いまこの限られた時間に温存か全摘か究極の選択を迫られているようで、悶々としています。漠然とした質問で申し訳ないですが、先生のアドバイス頂ければ幸いです。よろしくお願いいたします。
 

田澤先生からの回答

 こんにちは。田澤です。
 「コメド壊死を伴う非浸潤性乳管癌」の診断で「温存か?切除か?」で悩んでいる。との事ですね。
 術式選択は、当事者となった多くの方が直面する悩みです。
 状況確認の上、回答します。

状況確認

 「コメド壊死を伴う非浸潤癌=コメド型の非浸潤癌」の診断で「石灰化2cm四方、癌組織1cm四方」という表現には違和感があります。
 この石灰化は「壊死型石灰化」であり、「石灰化がある範囲、全てに癌細胞が存在」しています。
 つまり「石灰化の範囲=癌の範囲=2cm四方」となるはずです。「癌組織1cm四方」というのは、何かの勘違いで、おそらく「超音波でしこりとして認識できる大きさ=1cm四方」と思われます。
※この「コメド壊死」というのは「癌細胞が乳管内で増殖した結果、中心部で壊死を起こした状態」であり、「壊死した癌細胞に石灰化が沈着する=壊死型石灰化」となります。
 壊死型石灰化については、トップページの「石灰化」の中の「壊死型石灰化」で図を用いて説明していますので、是非参照してください。
 
 温存手術をする場合には「石灰化部分全てが十分余裕をもって切除されている」事を術中に確認します。(標本マンモといって、摘出した組織を撮影して含まれている石灰化の位置関係を確認します)
 「2cmの範囲の石灰化を十分余裕を持って摘出」となると、質問者のいう様に「4cm四方の切除」となるでしょう。
 

回答

「温存術した場合の整容性」に関して
⇒(私の手術経験からすると)「上部内側の4cm程度の範囲」の乳房温存術では「整容性は、それ程問題無い」と思います。
 勿論、中には「美的要求の強い」患者さんもいらっしゃいますので「整容性を保証」はできません。
 しかし、経験上は「皮弁を十分に厚くとる」ようにすれば、「一般的基準では、十分整容性に問題無い」状態になります。
 
 
「温存術後の放射線照射」について
⇒(世の中には、非コメド型の非浸潤癌であれば、温存後の照射を省略する乳腺外科医もいますが)
 私は温存術後は全ての方に放射線症照射を行います。(例外は85歳以上の超高齢者)
 つまり、「コメド型であろうと、非コメド型であろうと」乳房温存後には「術後放射線照射は必須」と考えています。
 「放射線によって引きつれがでる可能性」とありますが、そんなことはめったにありません。
 ●術後放射線照射をしたからといって、変形が強くなることは殆どありません。 術後照射による利益は計り知れません。
   
「放射線照射の後は皮膚が硬くなるので乳房再建は難しくなる」
⇒その通りです。 術後に照射をした場合には「乳房再建が失敗するリスク」が高くなります。
 なので、「乳房温存術⇒術後照射⇒乳房再建」は全く勧められません。
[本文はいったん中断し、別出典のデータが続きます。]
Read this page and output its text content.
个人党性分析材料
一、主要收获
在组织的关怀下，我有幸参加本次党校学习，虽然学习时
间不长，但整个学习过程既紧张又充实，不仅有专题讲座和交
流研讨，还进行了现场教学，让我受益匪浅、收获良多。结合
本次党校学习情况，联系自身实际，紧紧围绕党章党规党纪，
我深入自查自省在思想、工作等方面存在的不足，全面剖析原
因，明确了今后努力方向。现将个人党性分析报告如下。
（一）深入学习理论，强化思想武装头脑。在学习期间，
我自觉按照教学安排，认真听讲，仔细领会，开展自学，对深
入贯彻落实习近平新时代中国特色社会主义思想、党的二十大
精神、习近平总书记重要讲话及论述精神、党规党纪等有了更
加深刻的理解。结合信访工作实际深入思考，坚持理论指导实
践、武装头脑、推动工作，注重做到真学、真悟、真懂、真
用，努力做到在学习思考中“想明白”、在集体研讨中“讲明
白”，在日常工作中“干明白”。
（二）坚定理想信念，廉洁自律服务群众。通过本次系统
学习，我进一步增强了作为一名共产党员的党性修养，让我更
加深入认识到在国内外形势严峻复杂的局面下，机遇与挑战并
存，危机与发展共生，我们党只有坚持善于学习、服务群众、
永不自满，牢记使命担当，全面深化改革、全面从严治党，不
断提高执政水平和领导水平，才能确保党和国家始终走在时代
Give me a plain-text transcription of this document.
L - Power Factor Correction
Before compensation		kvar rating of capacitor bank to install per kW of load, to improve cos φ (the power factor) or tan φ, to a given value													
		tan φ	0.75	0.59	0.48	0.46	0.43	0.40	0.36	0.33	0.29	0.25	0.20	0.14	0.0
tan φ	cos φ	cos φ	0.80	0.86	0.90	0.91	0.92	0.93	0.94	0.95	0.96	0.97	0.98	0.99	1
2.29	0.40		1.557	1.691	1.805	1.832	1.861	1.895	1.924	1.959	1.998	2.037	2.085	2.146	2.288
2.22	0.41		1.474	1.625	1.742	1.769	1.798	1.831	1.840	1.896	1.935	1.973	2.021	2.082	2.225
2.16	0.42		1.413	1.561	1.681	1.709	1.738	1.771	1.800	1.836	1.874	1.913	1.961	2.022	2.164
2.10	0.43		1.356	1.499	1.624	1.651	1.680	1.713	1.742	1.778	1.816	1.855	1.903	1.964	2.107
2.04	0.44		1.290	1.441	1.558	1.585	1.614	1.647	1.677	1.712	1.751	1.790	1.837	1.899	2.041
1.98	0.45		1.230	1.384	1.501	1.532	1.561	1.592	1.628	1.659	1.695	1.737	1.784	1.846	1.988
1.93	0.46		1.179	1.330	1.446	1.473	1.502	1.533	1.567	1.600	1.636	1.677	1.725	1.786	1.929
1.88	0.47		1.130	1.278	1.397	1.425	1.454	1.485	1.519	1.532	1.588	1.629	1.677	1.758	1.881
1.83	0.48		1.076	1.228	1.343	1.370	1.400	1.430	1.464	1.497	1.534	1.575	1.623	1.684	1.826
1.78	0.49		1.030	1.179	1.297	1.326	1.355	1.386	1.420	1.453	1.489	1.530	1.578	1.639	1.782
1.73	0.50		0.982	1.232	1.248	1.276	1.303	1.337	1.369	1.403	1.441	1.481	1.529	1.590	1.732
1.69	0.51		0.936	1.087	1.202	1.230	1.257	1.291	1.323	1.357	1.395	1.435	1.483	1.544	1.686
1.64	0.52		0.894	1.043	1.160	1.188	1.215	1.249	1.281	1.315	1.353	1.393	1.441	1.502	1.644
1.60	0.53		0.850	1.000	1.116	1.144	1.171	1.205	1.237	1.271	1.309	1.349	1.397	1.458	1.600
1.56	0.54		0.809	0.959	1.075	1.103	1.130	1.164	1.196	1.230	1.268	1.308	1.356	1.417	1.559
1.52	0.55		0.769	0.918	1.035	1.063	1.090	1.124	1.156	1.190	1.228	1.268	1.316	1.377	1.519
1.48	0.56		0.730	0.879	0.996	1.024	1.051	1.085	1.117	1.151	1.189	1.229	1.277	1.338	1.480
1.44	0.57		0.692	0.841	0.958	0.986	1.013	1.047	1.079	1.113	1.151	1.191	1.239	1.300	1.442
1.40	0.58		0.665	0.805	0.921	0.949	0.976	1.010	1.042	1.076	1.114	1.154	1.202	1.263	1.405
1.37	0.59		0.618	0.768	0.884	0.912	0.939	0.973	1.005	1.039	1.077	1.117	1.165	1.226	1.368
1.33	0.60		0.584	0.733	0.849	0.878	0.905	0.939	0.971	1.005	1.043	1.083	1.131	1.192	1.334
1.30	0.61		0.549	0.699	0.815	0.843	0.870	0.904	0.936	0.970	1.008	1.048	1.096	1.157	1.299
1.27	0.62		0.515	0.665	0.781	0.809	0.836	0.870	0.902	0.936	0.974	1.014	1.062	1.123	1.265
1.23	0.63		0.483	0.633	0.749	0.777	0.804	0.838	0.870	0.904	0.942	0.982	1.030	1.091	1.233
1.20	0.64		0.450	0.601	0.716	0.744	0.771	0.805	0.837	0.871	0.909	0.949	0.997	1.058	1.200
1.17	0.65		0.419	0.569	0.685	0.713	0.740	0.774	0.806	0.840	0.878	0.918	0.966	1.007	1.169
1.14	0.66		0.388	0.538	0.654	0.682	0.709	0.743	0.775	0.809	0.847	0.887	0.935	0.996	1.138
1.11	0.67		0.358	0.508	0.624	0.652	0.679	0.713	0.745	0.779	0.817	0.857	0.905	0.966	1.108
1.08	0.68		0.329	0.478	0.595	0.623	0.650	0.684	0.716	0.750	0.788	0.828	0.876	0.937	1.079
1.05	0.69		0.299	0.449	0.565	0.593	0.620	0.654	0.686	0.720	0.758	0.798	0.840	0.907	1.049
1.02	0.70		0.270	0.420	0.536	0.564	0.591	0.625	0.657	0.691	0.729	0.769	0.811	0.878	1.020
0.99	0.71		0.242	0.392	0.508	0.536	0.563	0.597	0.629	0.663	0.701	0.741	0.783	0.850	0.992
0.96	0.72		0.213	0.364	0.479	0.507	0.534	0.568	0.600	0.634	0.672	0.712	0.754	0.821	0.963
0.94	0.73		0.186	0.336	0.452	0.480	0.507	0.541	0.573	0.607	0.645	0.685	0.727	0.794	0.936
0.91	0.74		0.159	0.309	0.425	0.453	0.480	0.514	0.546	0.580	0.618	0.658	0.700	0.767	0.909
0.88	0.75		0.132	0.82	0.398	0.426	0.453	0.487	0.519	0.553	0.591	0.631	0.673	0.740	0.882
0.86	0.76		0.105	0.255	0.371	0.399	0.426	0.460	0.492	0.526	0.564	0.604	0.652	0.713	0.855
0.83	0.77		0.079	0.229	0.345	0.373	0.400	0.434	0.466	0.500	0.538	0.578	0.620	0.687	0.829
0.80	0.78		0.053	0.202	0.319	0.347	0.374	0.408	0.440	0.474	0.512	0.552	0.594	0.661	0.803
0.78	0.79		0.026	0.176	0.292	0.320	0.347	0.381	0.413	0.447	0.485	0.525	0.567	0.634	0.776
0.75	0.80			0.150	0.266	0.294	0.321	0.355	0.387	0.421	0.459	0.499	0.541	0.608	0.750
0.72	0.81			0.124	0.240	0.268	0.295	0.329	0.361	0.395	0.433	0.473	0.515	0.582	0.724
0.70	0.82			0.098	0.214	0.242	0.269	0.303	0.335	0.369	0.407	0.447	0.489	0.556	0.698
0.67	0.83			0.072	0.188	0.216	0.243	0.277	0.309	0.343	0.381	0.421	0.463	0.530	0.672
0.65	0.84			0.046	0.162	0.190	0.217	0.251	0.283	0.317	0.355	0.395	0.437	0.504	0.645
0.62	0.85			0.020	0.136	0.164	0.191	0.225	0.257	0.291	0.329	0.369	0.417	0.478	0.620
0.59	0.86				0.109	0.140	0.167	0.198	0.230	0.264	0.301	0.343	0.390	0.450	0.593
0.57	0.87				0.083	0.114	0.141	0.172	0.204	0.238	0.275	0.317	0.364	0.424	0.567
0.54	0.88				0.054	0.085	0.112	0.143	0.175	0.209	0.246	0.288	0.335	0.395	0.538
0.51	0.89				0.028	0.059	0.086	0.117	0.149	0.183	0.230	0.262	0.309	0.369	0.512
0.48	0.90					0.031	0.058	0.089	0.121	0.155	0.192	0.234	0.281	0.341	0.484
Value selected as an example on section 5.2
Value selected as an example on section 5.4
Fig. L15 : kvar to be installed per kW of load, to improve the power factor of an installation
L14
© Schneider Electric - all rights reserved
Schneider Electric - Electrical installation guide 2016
(そもそも温存後の乳房再建自体、非常に難しく一般的ではありません)
⇒乳房再建をする場合には 「乳房切除(全摘)⇒乳房再建」となります。(そもそもリンパ節転移が無い状況で、乳房切除した場合には、術後照射は不要です)
 

選択肢

  1. 乳房温存術+術後放射線照射
    ⇒4cm程度の切除では、「余程、美的こだわりが無ければ」整容性は十分だと思います。(無論、術後照射もそれ程の影響はありなせん)
     
  2. 乳房切除+乳房再建
    ⇒非浸潤癌であれば、「乳房切除」することで、「理論上、癌は根治されます」 その上で、「人工乳房(シリコン)」や「自家組織(広背筋や腹直筋)」によって乳房再建を行います。
     無論、術後照射は不要なので、再建に何ら問題はありません。
     
  3. 乳房切除のみ(再建は少なくとも、今回は無し:乳房再建は2次再建といって、あとで再建を行う事もできます)
    ⇒「整容性」の問題はありますが、「癌の根治性」と「放射線照射が要らないという利便性」と「乳房再建による身体的、金銭的負担が無い」という意味では、選択肢となりえます。

 
◎選択肢「1」~「3」は、ご本人が「何を重視するのか?」によって決まります。
 「全ての人に当てはまる様な」正解は存在しません。
 私の感覚では、以下となります。

  • 「整容性」と「術後の負担(乳房再建は金銭的、身体的負担を少なからず伴います)」のバランスが取れているのは「1」だと思います。
     
  • 「少々の負担を覚悟の上で」より積極的に「癌の根治」と「整容性」を追求する場合には「2」となります。